As to the liability of the false agent vis-à-vis the third party, see Article 2.2.6.
1. Principal B authorises agent A to buy on its behalf a specific quantity of grain but without exceeding a certain price. A enters into a contract with seller C for the purchase of a greater quantity of grain and at a higher price than that authorised by B. On account of A’s lack of authority, the contract between A and C does not bind B, nor does it become effective between A and C.
2. Apparent authority
There are two cases in which an agent, though acting without authority or exceeding its authority, may bind the principal and the third party to each other.
The first case occurs whenever the principal ratifies the agent’s act and is dealt with in Article 2.2.9.
The second case is that of so-called “apparent authority” and is dealt with in paragraph (2) of this Article. According to this provision a principal, whose conduct leads a third party reasonably to believe that the agent has authority to act on its behalf, is prevented from invoking against the third party the lack of authority of the agent and is therefore bound by the latter’s act.
Apparent authority, which is an application of the general principle of good faith (see Article 1.7) and of the prohibition of inconsistent behaviour (see Article 1.8), is especially important if the principal is not an individual but an organisation. In dealing with a corporation, partnership or other business association a third party may find it difficult to determine whether the persons acting for the organisation have actual authority to do so and may therefore prefer, whenever possible, to rely on their apparent authority. For this purpose the third party only has to demonstrate that it was reasonable for it to believe that the person purporting to represent the organisation was authorised to do so, and that this belief was caused by the conduct of those actually authorised to represent the organisation (Board of Directors, executive officers, partners, etc.). Whether or not the third party’s belief was reasonable will depend on the circumstances of the case (position occupied by the apparent agent in the organisation’s hierarchy, type of transaction involved, acquiescence of the organisation’s representatives in the past, etc.).
2. A, a manager of one of company B’s branch offices, though lacking actual authority to do so, engages construction company C to redecorate the branch’s premises. In view of the fact that a branch manager normally would have authority to enter into such a contract, B is bound by the contract with C since it was reasonable for C to believe that A had actual authority to enter into the contract.

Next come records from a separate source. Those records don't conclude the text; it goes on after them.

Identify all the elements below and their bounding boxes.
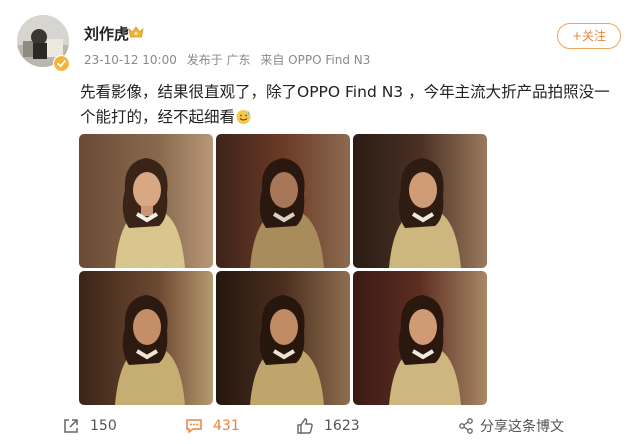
share-label: 分享这条博文 [480, 419, 564, 435]
follow-button[interactable]: +关注 [557, 23, 621, 49]
photo-4[interactable] [79, 271, 213, 405]
photo-6[interactable] [353, 271, 487, 405]
crown-icon [128, 26, 144, 38]
username[interactable]: 刘作虎 [84, 23, 129, 44]
repost-icon [64, 419, 78, 433]
photo-3[interactable] [353, 134, 487, 268]
sweat-smile-emoji-icon [236, 110, 251, 124]
weibo-post: 刘作虎 23-10-12 10:00 发布于 广东 来自 OPPO Find N… [0, 0, 640, 444]
post-text: 先看影像，结果很直观了，除了OPPO Find N3 ，今年主流大折产品拍照没一… [80, 80, 625, 130]
repost-button[interactable]: 150 [62, 416, 117, 436]
like-button[interactable]: 1623 [296, 416, 360, 436]
post-location: 发布于 广东 [186, 53, 251, 67]
photo-2[interactable] [216, 134, 350, 268]
verified-badge-icon [53, 55, 70, 72]
like-count: 1623 [324, 418, 360, 434]
share-icon [459, 418, 473, 434]
photo-grid [79, 134, 487, 406]
share-button[interactable]: 分享这条博文 [458, 416, 564, 436]
post-text-content: 先看影像，结果很直观了，除了OPPO Find N3 ，今年主流大折产品拍照没一… [80, 83, 610, 126]
post-timestamp[interactable]: 23-10-12 10:00 [84, 53, 177, 67]
comment-button[interactable]: 431 [185, 416, 240, 436]
action-bar: 150 431 1623 分享这条博文 [0, 408, 640, 444]
repost-count: 150 [90, 418, 117, 434]
post-meta: 23-10-12 10:00 发布于 广东 来自 OPPO Find N3 [84, 51, 376, 68]
post-source: 来自 OPPO Find N3 [260, 53, 371, 67]
comment-count: 431 [213, 418, 240, 434]
comment-icon [186, 419, 202, 434]
photo-1[interactable] [79, 134, 213, 268]
photo-5[interactable] [216, 271, 350, 405]
thumbs-up-icon [297, 418, 313, 434]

3. A, Chief Financial Officer of company B, though lacking authority to do so, has, with the acquiescence of the Board of Directors, repeatedly entered into financial transactions with bank C on behalf of B. On the occasion of a new transaction which proves to be disadvantageous to B, B’s Board of Directors raises against C the objection of A’s lack of authority. C may defeat this objection by claiming that B is bound by A’s apparent authority to enter into the financial transaction on B’s behalf.